From the Kaggle paper on Agents.

We see that agents are comprised of:

Orchestration Layer

Stuff like:

  1. Instructions
  2. Agent Profiles
  3. Agent goals and objectives
  4. Memory (short- and long-term)
  5. Model-based reasoning and planning, etc

Tools

Types of tools:

  1. Extensions
  2. Functions
  3. Data Stores (Vector DBs) Functions are executed on the client-side, while extensions (what we’d call plugins) are executed agent-side.

Model

The model/LLM must be capable of following instruction-based reasoning and logic frameworks, like ReAct, Chain-of-Thought or Tree-of-Thoughts.

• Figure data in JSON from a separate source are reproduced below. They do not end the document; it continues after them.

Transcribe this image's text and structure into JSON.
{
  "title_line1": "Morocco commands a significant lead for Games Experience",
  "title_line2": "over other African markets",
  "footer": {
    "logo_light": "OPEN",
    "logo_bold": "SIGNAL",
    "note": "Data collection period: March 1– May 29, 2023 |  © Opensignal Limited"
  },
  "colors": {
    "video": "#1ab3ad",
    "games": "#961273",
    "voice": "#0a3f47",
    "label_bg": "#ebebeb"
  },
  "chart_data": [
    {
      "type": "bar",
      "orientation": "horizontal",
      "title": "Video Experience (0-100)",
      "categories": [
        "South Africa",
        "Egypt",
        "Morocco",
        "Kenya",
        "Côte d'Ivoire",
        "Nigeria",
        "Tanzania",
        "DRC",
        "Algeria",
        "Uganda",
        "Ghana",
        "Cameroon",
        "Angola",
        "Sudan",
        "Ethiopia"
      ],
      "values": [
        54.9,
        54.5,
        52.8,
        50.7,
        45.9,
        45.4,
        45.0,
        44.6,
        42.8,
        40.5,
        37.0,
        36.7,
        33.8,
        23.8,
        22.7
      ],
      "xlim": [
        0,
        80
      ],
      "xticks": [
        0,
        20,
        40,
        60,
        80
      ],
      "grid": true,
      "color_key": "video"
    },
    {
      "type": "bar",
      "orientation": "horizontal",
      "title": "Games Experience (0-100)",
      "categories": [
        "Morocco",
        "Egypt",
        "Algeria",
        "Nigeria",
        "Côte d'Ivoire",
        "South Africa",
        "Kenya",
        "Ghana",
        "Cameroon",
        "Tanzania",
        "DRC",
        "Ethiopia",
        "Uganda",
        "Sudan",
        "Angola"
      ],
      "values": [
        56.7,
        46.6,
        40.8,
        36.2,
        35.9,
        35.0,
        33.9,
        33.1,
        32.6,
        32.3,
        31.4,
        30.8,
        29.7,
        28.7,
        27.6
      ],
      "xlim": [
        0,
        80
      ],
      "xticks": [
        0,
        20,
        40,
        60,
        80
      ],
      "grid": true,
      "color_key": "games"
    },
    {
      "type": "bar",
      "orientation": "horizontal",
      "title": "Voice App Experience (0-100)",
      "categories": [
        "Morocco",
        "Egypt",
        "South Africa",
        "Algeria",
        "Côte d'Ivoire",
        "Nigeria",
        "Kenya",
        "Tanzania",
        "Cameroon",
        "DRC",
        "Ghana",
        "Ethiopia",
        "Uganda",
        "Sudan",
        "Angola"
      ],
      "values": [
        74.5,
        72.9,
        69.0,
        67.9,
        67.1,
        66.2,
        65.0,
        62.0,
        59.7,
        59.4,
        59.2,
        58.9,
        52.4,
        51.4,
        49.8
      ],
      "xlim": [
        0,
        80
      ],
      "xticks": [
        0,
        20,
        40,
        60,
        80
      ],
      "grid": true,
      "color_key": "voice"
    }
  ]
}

They can be general-purpose, multimodal or fine-tuned on a need-to-have basis. Tip: it’s good to fine-tune the agents with the specific tools or reasoning steps in various contexts.

Reasoning Frameworks

ReAct

This is a prompt engineering framework for taking action on user query with or without in-context examples.

Chain-of-Thought

Reasoning through intermediate steps. Flavors include:

  1. Self-consistency
  2. Active-prompt
  3. Multimodal CoT

Tree-of-Thought

Suited for exploration or strategic look-ahead. This generalizes over CoT prompting and lets the model explore various thought chains.